Ulm/Düsseldorf / ruk 09.11.2018

Ulm steht gut da. Die Stadt ist wirtschaftsstark, dynamisch und gut für die digitale Zukunft gerüstet. „Ulm ist ein gutes Beispiel für die Standortqualität, die Deutschland auch abseits der großen Metropolen bietet“, heißt es in dem Städtevergleich, den die „Wirtschaftswoche“ gemeinsam mit dem Internet-Portal Immobilienscout24 und IW Consult in Auftrag gegeben hat. Im Ranking landet Ulm auf dem achten Platz von insgesamt 71 untersuchten kreisfreien Städten. Den ersten Platz belegt München – übrigens schon zum sechsten Mal in Folge ­–, dahinter kamen Ingolstadt und Stuttgart aufs Siegertreppchen.

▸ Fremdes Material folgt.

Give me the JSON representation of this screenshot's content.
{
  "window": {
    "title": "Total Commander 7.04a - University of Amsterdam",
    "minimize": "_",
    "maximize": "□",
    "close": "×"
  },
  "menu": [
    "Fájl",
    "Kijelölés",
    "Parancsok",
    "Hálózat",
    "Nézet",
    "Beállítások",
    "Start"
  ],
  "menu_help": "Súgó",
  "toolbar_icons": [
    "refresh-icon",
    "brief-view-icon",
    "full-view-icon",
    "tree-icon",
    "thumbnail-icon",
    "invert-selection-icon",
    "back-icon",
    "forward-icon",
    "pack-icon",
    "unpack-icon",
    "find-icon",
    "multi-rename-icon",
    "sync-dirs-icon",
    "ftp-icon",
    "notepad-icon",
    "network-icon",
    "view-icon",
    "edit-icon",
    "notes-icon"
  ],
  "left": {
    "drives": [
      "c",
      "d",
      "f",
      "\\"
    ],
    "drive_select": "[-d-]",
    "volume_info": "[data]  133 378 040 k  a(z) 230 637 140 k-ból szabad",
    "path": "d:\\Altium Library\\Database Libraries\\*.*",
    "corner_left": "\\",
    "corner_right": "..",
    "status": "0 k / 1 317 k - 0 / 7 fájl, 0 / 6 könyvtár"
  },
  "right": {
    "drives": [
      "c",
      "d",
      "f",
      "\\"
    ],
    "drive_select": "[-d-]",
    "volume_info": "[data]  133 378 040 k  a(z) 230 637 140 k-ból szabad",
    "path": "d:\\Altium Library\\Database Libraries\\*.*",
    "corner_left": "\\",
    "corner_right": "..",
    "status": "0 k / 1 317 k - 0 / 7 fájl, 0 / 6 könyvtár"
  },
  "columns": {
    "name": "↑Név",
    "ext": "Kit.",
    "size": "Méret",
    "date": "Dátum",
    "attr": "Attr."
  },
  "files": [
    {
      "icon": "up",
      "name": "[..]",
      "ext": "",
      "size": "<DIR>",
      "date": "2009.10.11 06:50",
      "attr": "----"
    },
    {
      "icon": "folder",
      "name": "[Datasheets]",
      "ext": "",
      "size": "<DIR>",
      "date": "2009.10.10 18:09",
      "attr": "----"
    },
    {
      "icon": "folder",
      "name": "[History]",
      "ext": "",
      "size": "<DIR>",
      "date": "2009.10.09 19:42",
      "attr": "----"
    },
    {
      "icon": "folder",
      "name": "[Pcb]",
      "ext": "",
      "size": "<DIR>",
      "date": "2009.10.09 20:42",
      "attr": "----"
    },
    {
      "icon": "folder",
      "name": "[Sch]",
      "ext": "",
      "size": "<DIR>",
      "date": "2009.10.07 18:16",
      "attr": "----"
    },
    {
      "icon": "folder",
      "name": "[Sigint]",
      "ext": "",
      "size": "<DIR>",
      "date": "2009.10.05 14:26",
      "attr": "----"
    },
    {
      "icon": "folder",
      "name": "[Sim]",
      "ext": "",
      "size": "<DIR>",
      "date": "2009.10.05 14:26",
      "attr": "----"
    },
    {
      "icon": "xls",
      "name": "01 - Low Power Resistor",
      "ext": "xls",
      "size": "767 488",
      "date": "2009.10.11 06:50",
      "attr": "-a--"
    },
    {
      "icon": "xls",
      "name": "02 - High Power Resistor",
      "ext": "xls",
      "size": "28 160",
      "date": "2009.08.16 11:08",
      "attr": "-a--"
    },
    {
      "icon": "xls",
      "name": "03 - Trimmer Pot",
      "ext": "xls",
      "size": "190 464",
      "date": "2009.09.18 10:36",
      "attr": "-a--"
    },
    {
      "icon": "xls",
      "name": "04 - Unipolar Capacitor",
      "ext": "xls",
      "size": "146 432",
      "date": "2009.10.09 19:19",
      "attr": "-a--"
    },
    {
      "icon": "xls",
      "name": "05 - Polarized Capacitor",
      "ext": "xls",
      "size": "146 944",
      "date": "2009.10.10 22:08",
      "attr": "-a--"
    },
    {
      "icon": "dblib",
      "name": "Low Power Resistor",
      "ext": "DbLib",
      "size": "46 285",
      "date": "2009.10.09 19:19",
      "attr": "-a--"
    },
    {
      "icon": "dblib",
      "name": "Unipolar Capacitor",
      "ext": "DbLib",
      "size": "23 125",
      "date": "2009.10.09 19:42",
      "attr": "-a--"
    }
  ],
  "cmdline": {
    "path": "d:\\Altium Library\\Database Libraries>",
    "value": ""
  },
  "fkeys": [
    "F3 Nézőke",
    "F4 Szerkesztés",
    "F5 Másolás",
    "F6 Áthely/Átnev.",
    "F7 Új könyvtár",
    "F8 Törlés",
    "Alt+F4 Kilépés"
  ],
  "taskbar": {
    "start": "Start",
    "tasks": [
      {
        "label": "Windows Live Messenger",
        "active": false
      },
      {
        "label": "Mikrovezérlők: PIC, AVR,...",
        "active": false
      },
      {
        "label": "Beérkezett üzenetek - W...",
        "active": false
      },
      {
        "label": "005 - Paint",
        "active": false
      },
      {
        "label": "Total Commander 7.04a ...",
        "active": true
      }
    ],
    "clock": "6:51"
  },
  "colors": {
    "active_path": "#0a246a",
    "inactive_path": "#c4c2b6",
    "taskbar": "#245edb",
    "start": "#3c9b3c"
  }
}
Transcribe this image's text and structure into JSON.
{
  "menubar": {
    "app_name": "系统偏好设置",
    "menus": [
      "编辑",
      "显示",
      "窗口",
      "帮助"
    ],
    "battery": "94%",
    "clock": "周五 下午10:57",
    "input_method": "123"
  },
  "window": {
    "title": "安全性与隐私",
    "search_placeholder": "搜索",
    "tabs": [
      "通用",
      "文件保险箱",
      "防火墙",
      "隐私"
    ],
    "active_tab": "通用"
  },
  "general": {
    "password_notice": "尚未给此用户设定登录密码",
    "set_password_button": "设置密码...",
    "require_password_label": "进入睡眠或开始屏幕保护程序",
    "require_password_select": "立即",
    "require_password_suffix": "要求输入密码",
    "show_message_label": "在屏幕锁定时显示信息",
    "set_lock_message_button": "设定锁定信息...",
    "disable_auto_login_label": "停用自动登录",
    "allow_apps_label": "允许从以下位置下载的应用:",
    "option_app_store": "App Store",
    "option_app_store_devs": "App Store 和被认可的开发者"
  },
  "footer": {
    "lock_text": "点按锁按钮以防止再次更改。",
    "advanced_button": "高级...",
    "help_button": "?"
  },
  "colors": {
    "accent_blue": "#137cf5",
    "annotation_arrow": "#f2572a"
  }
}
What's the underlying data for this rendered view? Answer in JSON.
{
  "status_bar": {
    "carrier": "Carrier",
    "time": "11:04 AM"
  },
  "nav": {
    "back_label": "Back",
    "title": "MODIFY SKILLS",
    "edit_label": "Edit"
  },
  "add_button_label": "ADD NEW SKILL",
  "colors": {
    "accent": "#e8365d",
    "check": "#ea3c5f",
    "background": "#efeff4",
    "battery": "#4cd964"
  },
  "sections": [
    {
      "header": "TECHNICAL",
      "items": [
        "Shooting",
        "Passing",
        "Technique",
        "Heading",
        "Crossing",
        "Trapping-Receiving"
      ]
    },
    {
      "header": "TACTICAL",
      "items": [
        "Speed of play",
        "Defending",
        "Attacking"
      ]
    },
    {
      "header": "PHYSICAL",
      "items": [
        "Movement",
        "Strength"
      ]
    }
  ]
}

Ulm profitiere von seiner exzellenten Lage in einer starken Mittelstandsregion an der Grenze von Bayern und Baden-Württemberg, heißt es in der Untersuchung. Stärken seien unter anderem der niedrige Gewerbesteuerhebesatz, der bei 360 Prozent liegt. Damit liegt Ulm auf Rang eins. Bei den Arbeitslosengeld-II-Empfängern (je 100 Einwohner) belegt die Stadt mit
3,3 Prozent Platz vier. Bei der Kitaquote rangiert die Stadt auf dem dritten Platz: Der Anteil der betreuten Kinder unter drei Jahren hat um 11,7 Prozentpunkte zugenommen.

Maßgebliche Faktoren, die bei der Bewertung eine Rolle gespielt haben, sind der Arbeitsmarkt, die Wirtschaftsstruktur, der Immobilienmarkt und die Lebensqualität. Weitere baden-württembergische Städte sind: Karlsruhe (12), Freiburg (15), Heidelberg (22), Mannheim (24), Heilbronn (25) und Pforzheim (35).